Could you add a left/right toggle?
You could turn off the right channel so the left is isolated for crossfeed proccesing for easier tweaking.
That way you could tweak the "left speaker" emulated and compare with a real left speaker easily.

Oh, I forgot about this feature, I'll add such an option in the advanced settings of the new version.

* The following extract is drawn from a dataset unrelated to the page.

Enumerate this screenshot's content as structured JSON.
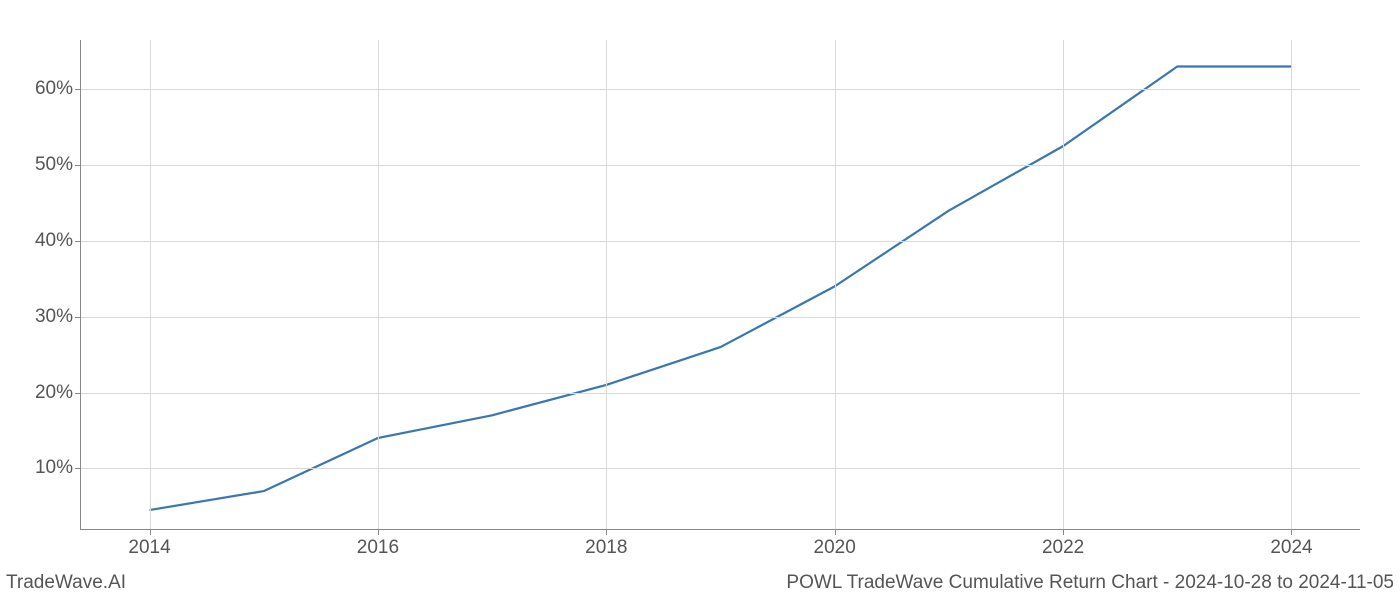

Now then, the wizard will just do about that, after channel balance correction, it will ask you to place the source first in front - then at the "right" angle for 60 degrees and symmetric.
Title: Re: Advanced Crossfeed DSP
Post by: datder on December 28, 2014, 07:03:04 PM
 :-DD Any updates on this Astral?
Title: Re: Advanced Crossfeed DSP
Post by: AstralStorm on December 29, 2014, 12:20:31 PM
Not yet, got really busy with my job and frankly forgot to add the twiddles. I'll add them and do a full rerelease incl. better documentation. (directional pattern, resonance/anti-resonance)

The frequency and phase equalizer is being written too - since I cannot trust CAPS fully, as it is single precision and minimum phase only with programmable crossfeed curves - sane defaults off elliptic + cone nose head model.

New engine is done, but UI is not. Currently "available" are adjustable-phase least squares and cepstral minimum phase FIR eqs are in with partitioned convolution. I'll add SQP IIR and optimal IIR (both adjustable phase) in a second.
Title: Re: Advanced Crossfeed DSP
Post by: DooberKnob on March 21, 2015, 05:36:57 AM
Keeping my eye out for the final release. This looks great.
Title: Re: Advanced Crossfeed DSP
Post by: Thad E Ginathom on March 21, 2015, 12:47:13 PM
Just caught up with this thread. Yes, it looks very interesting, and I wonder if AstralStorm will get back to us on this.

I'm a Linux user, usually using DeaDBeeF as my player, either direct to ALSA or through JACK. My second-string player is Aqualung, which  can use LADSPA plugins.

Even although I have Unix systems management experience, that was a long time ago and I am not (and wasn't then) a programmer of any sort beyond a little shell. ./configure, make, and make install is about as far as I go in any serious src directory.